Yes, we mean that literally. Total turnover between 1996 and 2003 was about $97 billion, or $64.2 billion in oil sales and $32.9 billion worth of food and other "humanitarian" goods. Crucially, Saddam was able to manipulate the program largely because U.N. Secretary-General Kofi Annan--who was given more or less complete discretion to design Oil for Food by the Security Council resolution that created it--allowed him to pick and choose the buyers of his oil and the sellers of the humanitarian goods.

This meant the Iraq dictator could reward his friends and political allies with oil at below market prices and goods contracts at inflated ones. In the middle of the program, he also started demanding kickbacks on the contracts to add to the stream of unmonitored revenue he was already getting from oil smuggling.

It can't be stressed enough that both the Duelfer and Volcker investigations confirm that this global web of corruption is no mere allegation trumped up by Ahmed Chalabi and "neoconservatives," as U.N. officials tried to pretend in January when Iraq's al Mada newspaper published a list of the oil voucher recipients.

Mr. Duelfer's list of recipients--which more or less confirms al Mada's--was compiled based on information from current and former Iraqi officials and lists maintained by former Iraqi Vice President Taha Yasin Ramadan (now in U.S. custody) and the former Iraqi Oil Minister. Mr. Volcker's lists--which include the 248 companies that bought Iraqi oil under the program and the 3,545 companies supplying humanitarian goods--are compiled from the U.N.'s own records and cross-checked against Iraqi and other sources, including the French bank BNP Paribas that administered program revenues.

High-level officials of Saddam's regime have told investigators that oil and goods contracts were always awarded with an eye to helping Saddam politically, particularly to promote the lifting of the sanctions. The Volcker data bears this out. Iraq's top customer was Russia, whose firms bought $19.2 billion worth of Iraq oil and exported $3.3 billion in humanitarian goods. Fellow Security Council member France was a distant but significant second, at $4.4 billion and $2.9 billion respectively. China is also high on the list.

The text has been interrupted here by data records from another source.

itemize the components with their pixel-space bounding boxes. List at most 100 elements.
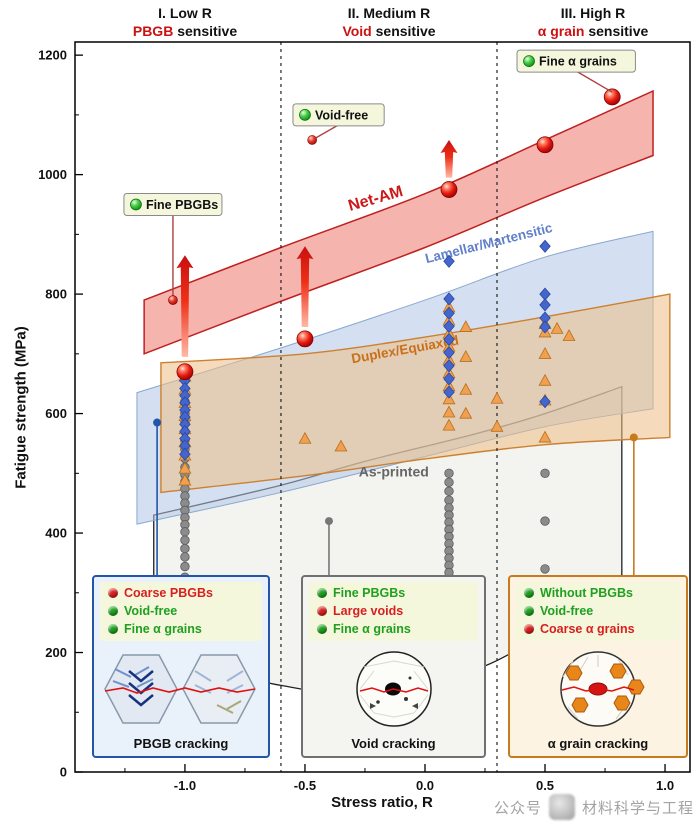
data-point [178,461,192,474]
band-duplex-equiaxed [160,293,671,494]
x-tick-label: 1.0 [656,778,674,793]
data-point [180,535,190,545]
legend-item: Coarse PBGBs [108,585,254,602]
data-point [443,254,455,268]
legend-item-label: Large voids [333,603,404,618]
callout-stem [575,70,613,93]
data-point [443,332,455,347]
data-point [442,405,456,418]
legend-box-alpha-grain-cracking: Without PBGBs Void-free Coarse α grains [508,575,688,758]
data-point-sphere [440,181,458,198]
data-point [562,329,576,341]
red-dot-icon [108,588,118,599]
data-point [538,346,552,359]
legend-item-list: Fine PBGBs Large voids Fine α grains [309,582,478,641]
legend-box-void-cracking: Fine PBGBs Large voids Fine α grains Void … [301,575,486,758]
axes: 0 200 400 600 800 1000 1200 -1.0 -0.5 0.0 0.5 1.0 [38,41,691,793]
y-tick-label: 200 [45,645,67,660]
callout-label: Fine α grains [539,55,617,69]
data-point [538,373,552,386]
watermark-suffix: 材料科学与工程 [581,799,694,817]
legend-item-label: Coarse PBGBs [124,586,213,600]
legend-caption: α grain cracking [547,736,649,751]
callout-box [292,103,385,127]
watermark-prefix: 公众号 [493,799,542,817]
data-point [459,406,473,419]
green-dot-icon [523,55,535,67]
data-point [180,561,190,572]
legend-item-label: Fine α grains [124,621,202,636]
data-point [443,372,455,386]
legend-item: Fine α grains [317,621,470,638]
callout-tip-dot [307,135,317,145]
data-point [298,431,312,444]
green-dot-icon [524,606,534,617]
data-point [442,418,456,431]
x-axis-label: Stress ratio, R [331,794,433,811]
green-dot-icon [524,588,534,599]
box-connectors [153,418,638,577]
watermark: 公众号 材料科学与工程 [494,794,694,820]
callout-stem [311,124,339,141]
red-dot-icon [317,606,327,617]
up-arrow-icon [176,255,194,357]
region-title: III. High R [560,5,626,21]
data-point [459,349,473,362]
legend-box-pbgb-cracking: Coarse PBGBs Void-free Fine α grains [92,575,270,758]
legend-item-list: Coarse PBGBs Void-free Fine α grains [100,582,262,641]
legend-item: Coarse α grains [524,621,672,638]
connector-dot [324,517,333,526]
x-tick-label: 0.0 [416,778,434,793]
data-point-sphere [536,136,554,154]
data-point [334,439,348,452]
data-point [459,320,473,332]
y-tick-label: 1200 [38,48,67,63]
data-point [178,473,192,486]
y-tick-label: 800 [45,287,67,302]
callout-tip-dot [168,295,178,305]
data-point [443,292,455,306]
data-point-sphere [296,330,314,348]
data-point [180,543,190,554]
data-point [444,495,454,505]
x-tick-label: -1.0 [174,778,196,793]
green-dot-icon [108,624,118,635]
data-point [539,395,551,409]
data-point [550,321,564,334]
connector-dot [629,433,638,442]
improvement-arrows [176,139,458,357]
data-point [180,552,190,562]
data-point [443,306,455,320]
data-point [539,298,551,312]
legend-item-label: Void-free [540,603,594,618]
up-arrow-icon [440,139,458,178]
legend-item-list: Without PBGBs Void-free Coarse α grains [516,582,680,641]
alpha-grain-cracking-illustration [510,643,686,736]
legend-item: Large voids [317,603,470,620]
data-point [538,430,552,443]
legend-item-label: Without PBGBs [540,586,633,600]
legend-item: Fine PBGBs [317,585,470,602]
region-rest: sensitive [177,23,238,40]
watermark-logo [548,794,575,820]
pbgb-cracking-illustration [94,643,268,736]
legend-item-label: Fine PBGBs [333,586,406,600]
data-point [539,320,551,334]
data-point [180,527,190,537]
region-rest: sensitive [375,23,436,40]
data-point-sphere [176,363,194,381]
y-axis-label: Fatigue strength (MPa) [12,326,30,489]
up-arrow-icon [296,246,314,327]
region-highlight: PBGB [132,23,174,40]
data-point [539,239,551,253]
data-point [459,382,473,395]
data-point [179,447,191,461]
green-dot-icon [299,109,311,121]
callout-label: Void-free [315,108,368,122]
x-tick-label: 0.5 [536,778,554,793]
green-dot-icon [317,624,327,635]
region-title: I. Low R [158,5,212,21]
region-header-low-r: I. Low R PBGB sensitive [95,4,275,40]
series-lamellar-martensitic [179,239,551,461]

Oil voucher recipients are alleged to include the Russian presidential office, former French Interior Minister Charles Pasqua, and even former Oil for Food program director Benon Sevan of the U.N. Just this week our news side colleagues reported that French authorities have placed under formal investigation a top official of French oil giant Total, for possible misuse of funds including payment of the Iraqi kickbacks. Before the war Total was also openly courting Baghdad for the rights to develop two large Iraqi oil fields."